US missionaries who lived in Gwangju through the May 18 Democratization Movement in 1980 sent a letter to National Assembly Speaker Moon Hee-sang on Friday, referring to controversial remarks from far-right figures as “blatantly false.”

“It was not an organized movement -- it was an illicit assault upon our city of 800,000 people by military forces under the control of Chun Doo-Hwan. … Believe us, we know what happened in Gwangju -- we were eye-witnesses, and we recorded what we saw and experienced,” missionaries Martha Huntley and Barbara Peterson said in a joint email.

They also urged that the three lawmakers -- far-right Rep. Kim Jin-tae, Rep. Lee Jong-myeong and Rep. Kim Soon-rye of the main opposition Liberty Korea Party -- have their parliamentary seats taken away.

Earlier this month, controversial conservative commentator Jee Man-won was invited to speak at a public hearing on May 18 fact-finding, organized by Rep. Kim Jin-tae and Rep.
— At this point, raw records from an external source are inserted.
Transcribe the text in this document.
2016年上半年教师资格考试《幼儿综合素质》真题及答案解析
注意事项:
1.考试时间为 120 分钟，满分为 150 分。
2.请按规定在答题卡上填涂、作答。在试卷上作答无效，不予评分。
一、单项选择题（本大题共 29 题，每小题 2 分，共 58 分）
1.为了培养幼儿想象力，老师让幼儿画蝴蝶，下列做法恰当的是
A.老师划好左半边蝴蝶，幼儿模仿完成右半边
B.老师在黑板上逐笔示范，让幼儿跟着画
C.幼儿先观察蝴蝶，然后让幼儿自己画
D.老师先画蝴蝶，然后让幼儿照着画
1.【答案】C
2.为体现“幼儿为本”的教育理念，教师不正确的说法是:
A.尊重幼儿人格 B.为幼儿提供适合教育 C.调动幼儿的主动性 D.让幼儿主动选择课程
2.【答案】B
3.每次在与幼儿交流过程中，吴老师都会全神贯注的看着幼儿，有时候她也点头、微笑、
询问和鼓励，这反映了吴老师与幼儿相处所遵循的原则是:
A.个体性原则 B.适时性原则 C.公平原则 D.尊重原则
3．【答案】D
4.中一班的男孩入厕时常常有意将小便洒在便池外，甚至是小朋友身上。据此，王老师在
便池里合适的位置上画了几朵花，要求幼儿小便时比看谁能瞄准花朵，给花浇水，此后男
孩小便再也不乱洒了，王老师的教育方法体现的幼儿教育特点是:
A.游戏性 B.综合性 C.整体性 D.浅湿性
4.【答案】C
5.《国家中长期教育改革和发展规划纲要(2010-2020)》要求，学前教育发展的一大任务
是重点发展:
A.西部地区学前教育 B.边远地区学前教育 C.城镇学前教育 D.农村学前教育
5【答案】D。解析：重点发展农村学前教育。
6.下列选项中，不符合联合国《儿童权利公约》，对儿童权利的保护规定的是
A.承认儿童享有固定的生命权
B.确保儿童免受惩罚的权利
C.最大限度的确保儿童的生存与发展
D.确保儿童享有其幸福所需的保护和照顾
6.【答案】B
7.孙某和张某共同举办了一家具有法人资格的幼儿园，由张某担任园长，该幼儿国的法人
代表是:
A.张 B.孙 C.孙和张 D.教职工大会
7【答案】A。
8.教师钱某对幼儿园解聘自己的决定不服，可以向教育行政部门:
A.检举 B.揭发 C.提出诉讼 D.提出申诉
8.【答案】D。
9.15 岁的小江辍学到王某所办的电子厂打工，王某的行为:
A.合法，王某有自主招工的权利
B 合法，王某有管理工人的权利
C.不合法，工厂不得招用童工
Lee Jong-myeong.

At the hearing, Jee repeated his controversial claim that the Gwangju movement was the work of North Korean soldiers, denying it was a democratization movement.

“What these three lawmakers said was false, and very hurtful to the people of Gwangju and the Chullas (the Jeolla provinces), and to the nation of South Korea as well. … We would hope these three lawmakers will be rebuked if not removed, so that people can trust the National Assembly of Korea,” the email said, likening the statements to denials of the Holocaust. 

Missionaries Barbara Peterson (second from left) and Martha Huntley (third from left) attend a ceremony held to commemorate the May 18 Democratization Movement in Gwangju in 2018. (Yonhap)

The Presbyterian and Baptist missionaries lived in South Korea with their families between 1965 and 1991, and in Gwangju from 1969 to 1985.

They worked at facilities including the Gwangju Christian Hospital, the Honam Seminary, a Catholic seminary and Chosun University.

In response to the email, Speaker Moon conveyed his gratitude to the two missionaries for standing up for the truth.

To root out false information about the 1980 pro-democracy movement, three parties -- the ruling Democratic Party of Korea, the minor Liberal Party for Democracy and Peace and the minor progressive Justice Party -- proposed a revision of the special law.

The proposal aims to punish those who fabricate, distort and deny facts about the May 18 movement at debates and rallies with up to seven years of jail time or fines of as much as 70 million won.

To protect freedom of expression, the punishment does not apply to the arts, academic research or media reports.

Meanwhile, Jee and the controversial lawmakers of the Liberty Korea Party are to undergo police investigation in connection with defamation complaints filed by civic groups and political parties.